In [14]:
from pathlib import Path
from IPython.display import display

import numpy as np
import pandas as pd

import spotipy
import lib_spotify_app.api_adapter as api_adapter

pd.set_option('max_columns', None)

In [15]:
credential_fp = Path(r'private/spotify_credential.json')

I download all the saved/liked tracks from my Spotify account and their audio features:
https://developer.spotify.com/documentation/web-api/reference/tracks/get-several-audio-features/

In [16]:
sp = api_adapter.setup_spotipy(
    credential_fp,
    scope=['user-library-read','user-top-read'],
    cache_path=Path(r'private')
)

df = api_adapter.query_liked_songs(sp)
df = api_adapter.enrich_audiofeature(df, sp, col="track.id")

In [17]:
df = df.drop('index', axis=1)
df['added_at'] = pd.to_datetime(df['added_at'])

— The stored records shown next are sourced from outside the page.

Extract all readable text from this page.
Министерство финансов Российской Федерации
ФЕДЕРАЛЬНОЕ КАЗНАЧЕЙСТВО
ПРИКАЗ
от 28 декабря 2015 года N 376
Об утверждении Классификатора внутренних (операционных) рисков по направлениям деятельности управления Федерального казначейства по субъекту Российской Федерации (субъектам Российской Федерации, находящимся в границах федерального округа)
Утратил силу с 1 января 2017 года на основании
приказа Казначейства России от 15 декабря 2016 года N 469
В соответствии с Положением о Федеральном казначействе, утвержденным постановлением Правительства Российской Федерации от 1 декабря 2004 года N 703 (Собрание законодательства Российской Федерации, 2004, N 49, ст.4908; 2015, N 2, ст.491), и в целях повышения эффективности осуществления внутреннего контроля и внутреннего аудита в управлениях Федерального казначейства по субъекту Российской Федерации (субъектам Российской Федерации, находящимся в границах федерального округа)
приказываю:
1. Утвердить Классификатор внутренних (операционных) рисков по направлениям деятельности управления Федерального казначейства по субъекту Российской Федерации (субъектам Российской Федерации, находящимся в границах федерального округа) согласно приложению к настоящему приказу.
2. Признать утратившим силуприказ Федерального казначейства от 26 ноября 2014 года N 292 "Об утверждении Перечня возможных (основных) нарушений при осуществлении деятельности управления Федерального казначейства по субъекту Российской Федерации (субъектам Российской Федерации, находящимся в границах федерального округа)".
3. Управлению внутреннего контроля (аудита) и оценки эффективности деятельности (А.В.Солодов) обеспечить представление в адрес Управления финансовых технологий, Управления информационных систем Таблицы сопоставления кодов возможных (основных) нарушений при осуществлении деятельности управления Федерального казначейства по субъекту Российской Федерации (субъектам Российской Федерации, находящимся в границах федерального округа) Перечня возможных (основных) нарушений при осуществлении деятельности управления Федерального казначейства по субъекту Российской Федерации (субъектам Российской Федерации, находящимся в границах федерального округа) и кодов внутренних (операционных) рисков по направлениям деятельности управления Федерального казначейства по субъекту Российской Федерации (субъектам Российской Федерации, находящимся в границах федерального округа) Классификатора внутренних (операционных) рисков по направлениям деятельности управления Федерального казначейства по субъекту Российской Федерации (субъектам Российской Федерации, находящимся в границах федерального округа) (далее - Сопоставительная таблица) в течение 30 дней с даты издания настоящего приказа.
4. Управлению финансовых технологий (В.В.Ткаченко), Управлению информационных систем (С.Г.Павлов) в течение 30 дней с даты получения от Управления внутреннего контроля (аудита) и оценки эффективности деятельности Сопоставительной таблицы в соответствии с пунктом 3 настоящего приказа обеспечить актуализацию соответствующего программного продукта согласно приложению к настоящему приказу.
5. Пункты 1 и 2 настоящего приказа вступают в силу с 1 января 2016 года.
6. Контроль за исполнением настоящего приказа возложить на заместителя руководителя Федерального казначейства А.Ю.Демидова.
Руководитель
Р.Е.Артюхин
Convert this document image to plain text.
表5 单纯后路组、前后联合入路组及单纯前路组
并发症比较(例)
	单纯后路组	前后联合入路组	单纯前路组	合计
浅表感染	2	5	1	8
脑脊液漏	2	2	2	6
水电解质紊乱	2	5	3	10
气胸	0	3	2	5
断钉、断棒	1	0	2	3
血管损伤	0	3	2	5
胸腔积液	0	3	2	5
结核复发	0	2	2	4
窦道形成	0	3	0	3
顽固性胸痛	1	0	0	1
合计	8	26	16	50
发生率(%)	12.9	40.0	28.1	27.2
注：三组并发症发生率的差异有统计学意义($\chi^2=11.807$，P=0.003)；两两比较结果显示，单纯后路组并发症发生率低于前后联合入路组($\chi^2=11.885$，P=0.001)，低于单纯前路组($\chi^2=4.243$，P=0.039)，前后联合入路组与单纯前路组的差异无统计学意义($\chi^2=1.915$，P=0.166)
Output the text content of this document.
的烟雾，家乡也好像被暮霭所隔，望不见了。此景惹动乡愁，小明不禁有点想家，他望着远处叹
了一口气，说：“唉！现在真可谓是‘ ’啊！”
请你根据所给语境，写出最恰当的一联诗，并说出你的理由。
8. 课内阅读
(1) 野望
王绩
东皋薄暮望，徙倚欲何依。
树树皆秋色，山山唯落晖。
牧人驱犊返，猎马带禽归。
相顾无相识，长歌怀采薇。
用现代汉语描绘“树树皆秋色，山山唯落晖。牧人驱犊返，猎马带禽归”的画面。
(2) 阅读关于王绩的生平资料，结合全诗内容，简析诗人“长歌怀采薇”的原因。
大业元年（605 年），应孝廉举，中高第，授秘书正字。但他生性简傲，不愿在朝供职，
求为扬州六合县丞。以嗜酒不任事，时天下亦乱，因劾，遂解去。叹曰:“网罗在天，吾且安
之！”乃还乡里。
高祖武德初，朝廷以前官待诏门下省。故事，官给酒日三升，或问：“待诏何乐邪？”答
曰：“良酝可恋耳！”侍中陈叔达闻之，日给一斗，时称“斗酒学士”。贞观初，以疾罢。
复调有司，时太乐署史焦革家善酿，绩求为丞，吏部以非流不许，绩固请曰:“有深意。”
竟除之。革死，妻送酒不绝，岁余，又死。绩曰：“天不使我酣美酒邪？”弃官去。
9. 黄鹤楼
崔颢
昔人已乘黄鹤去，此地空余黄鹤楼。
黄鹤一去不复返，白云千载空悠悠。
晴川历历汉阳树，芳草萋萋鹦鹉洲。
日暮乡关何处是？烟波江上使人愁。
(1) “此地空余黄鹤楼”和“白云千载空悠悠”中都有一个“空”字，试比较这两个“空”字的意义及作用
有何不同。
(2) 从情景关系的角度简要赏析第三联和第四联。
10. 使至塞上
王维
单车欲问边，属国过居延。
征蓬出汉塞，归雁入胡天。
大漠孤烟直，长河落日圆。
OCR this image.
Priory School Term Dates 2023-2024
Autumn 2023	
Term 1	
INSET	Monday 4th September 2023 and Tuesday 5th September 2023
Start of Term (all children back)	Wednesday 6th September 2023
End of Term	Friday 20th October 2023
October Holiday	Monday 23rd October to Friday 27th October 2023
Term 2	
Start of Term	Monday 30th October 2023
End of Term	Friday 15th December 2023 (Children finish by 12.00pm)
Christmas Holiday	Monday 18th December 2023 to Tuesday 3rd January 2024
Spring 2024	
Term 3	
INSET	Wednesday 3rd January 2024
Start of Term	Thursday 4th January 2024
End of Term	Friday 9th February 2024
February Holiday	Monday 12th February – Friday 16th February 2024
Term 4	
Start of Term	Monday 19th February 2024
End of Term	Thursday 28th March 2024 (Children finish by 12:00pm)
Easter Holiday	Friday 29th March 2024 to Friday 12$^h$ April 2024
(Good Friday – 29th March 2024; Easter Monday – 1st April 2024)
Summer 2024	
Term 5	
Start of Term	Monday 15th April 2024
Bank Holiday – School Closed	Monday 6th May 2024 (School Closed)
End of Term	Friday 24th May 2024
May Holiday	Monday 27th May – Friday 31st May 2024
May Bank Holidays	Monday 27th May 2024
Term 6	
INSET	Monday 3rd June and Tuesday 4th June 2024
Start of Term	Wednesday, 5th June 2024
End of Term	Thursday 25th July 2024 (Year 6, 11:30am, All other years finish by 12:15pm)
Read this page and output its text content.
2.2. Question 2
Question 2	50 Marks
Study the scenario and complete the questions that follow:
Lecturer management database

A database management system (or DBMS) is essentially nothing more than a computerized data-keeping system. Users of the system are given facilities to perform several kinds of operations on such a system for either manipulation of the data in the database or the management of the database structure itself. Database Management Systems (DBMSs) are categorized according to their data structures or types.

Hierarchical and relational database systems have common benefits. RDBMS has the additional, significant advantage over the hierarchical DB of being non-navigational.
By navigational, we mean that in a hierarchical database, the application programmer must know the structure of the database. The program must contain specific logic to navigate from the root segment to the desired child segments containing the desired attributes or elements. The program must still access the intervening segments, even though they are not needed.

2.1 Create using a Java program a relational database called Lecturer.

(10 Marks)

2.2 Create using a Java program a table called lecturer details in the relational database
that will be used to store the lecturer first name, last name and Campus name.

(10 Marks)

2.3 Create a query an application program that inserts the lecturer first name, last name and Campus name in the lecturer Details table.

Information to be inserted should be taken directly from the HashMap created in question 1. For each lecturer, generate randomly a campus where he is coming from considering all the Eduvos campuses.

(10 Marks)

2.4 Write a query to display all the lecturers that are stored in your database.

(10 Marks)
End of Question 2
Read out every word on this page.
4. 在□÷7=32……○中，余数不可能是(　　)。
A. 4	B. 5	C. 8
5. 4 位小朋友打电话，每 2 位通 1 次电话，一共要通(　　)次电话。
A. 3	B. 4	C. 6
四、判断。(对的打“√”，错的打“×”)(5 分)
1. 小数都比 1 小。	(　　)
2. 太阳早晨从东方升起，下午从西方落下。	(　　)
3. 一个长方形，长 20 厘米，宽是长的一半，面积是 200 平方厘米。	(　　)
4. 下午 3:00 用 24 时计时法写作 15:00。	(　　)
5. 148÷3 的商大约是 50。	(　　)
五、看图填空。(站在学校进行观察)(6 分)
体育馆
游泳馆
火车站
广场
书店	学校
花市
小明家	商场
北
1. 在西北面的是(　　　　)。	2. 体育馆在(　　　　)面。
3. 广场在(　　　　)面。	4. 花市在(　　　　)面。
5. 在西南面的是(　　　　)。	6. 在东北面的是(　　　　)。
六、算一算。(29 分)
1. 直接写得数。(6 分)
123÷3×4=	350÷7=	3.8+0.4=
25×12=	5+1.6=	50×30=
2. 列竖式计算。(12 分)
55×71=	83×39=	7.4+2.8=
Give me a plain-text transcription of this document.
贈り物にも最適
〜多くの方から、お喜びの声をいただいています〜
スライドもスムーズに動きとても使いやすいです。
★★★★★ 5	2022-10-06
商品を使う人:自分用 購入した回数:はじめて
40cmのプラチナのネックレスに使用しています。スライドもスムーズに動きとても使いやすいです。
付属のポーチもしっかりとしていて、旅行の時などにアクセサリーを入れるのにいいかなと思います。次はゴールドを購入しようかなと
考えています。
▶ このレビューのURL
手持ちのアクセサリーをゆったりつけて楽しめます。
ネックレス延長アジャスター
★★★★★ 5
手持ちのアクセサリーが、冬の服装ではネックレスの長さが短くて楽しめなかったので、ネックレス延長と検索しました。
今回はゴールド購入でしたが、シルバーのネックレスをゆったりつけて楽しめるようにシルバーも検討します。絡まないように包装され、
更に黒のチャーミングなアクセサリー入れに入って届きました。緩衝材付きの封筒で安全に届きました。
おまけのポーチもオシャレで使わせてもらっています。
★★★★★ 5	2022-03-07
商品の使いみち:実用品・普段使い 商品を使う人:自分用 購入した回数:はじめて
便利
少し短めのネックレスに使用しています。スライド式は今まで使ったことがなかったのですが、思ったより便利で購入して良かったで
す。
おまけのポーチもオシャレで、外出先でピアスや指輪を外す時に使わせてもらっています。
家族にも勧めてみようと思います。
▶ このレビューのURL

I notice that I can know when I saved/liked the song, I would like to know when I was the most active:

Cleaning of the columns for analysis, names are too complex and I will concatenate the "artists" into a list column

In [18]:
df.columns = df.columns.str.replace('^(track\.)(id\.)?', '')
df = df.loc[:,~df.columns.duplicated()]
df.columns.values

array(['added_at', 'album.album_type',
       'album.artists.0.external_urls.spotify', 'album.artists.0.href',
       'album.artists.0.id', 'album.artists.0.name',
       'album.artists.0.type', 'album.artists.0.uri',
       'album.available_markets', 'album.external_urls.spotify',
       'album.href', 'album.id', 'album.images.0.height',
       'album.images.0.url', 'album.images.0.width',
       'album.images.1.height', 'album.images.1.url',
       'album.images.1.width', 'album.images.2.height',
       'album.images.2.url', 'album.images.2.width', 'album.name',
       'album.release_date', 'album.release_date_precision',
       'album.total_tracks', 'album.type', 'album.uri',
       'artists.0.external_urls.spotify', 'artists.0.href',
       'artists.0.id', 'artists.0.name', 'artists.0.type',
       'artists.0.uri', 'available_markets', 'disc_number', 'duration_ms',
       'explicit', 'external_ids.isrc', 'external_urls.spotify', 'href',
       'id', 'is_local', 'name', 'popularity'

Concatenate the artists values into 1 column for:
* names
* id

In [19]:
df['artists.name'] = df.filter(regex='^artists\.\d+\.name')\
                       .apply(lambda x: x.dropna().to_list(), axis=1)
df['artists.id'] = df.filter(regex='^artists\.\d+\.id')\
                     .apply(lambda x: x.dropna().to_list(), axis=1)
df['duration_min'] = df['duration_ms'] / 60000

In [20]:
df.to_csv(Path(r'private/data.csv'))

We can use the LastFM app to enrich the songs features with the number of listening from the user

In [22]:
last_api = api_adapter.setup_lastfm(Path('private', 'lastfm_credential.json'))
top_tracks_lastfm = pd.DataFrame(
    last_api.user.get_top_tracks(period='overall', limit=500)
)
display(top_tracks_lastfm)

Unnamed: 0,item,weight
0,The Garden - Call The Dogs Out,84
1,the spirit of the beehive - hypnic jerks,75
2,liily - Toro,74
3,Violent Soho - Covered in Chrome,74
4,Beach Bums - Keepaneyeout,73
...,...,...
495,Led Zeppelin - When the Levee Breaks,13
496,liily - Sold,13
497,Magic Potion - Rest Yr Skull,13
498,Metric - Help I'm Alive,13


Issue is that LastFM and Spotify don't share the same songs ID or data management.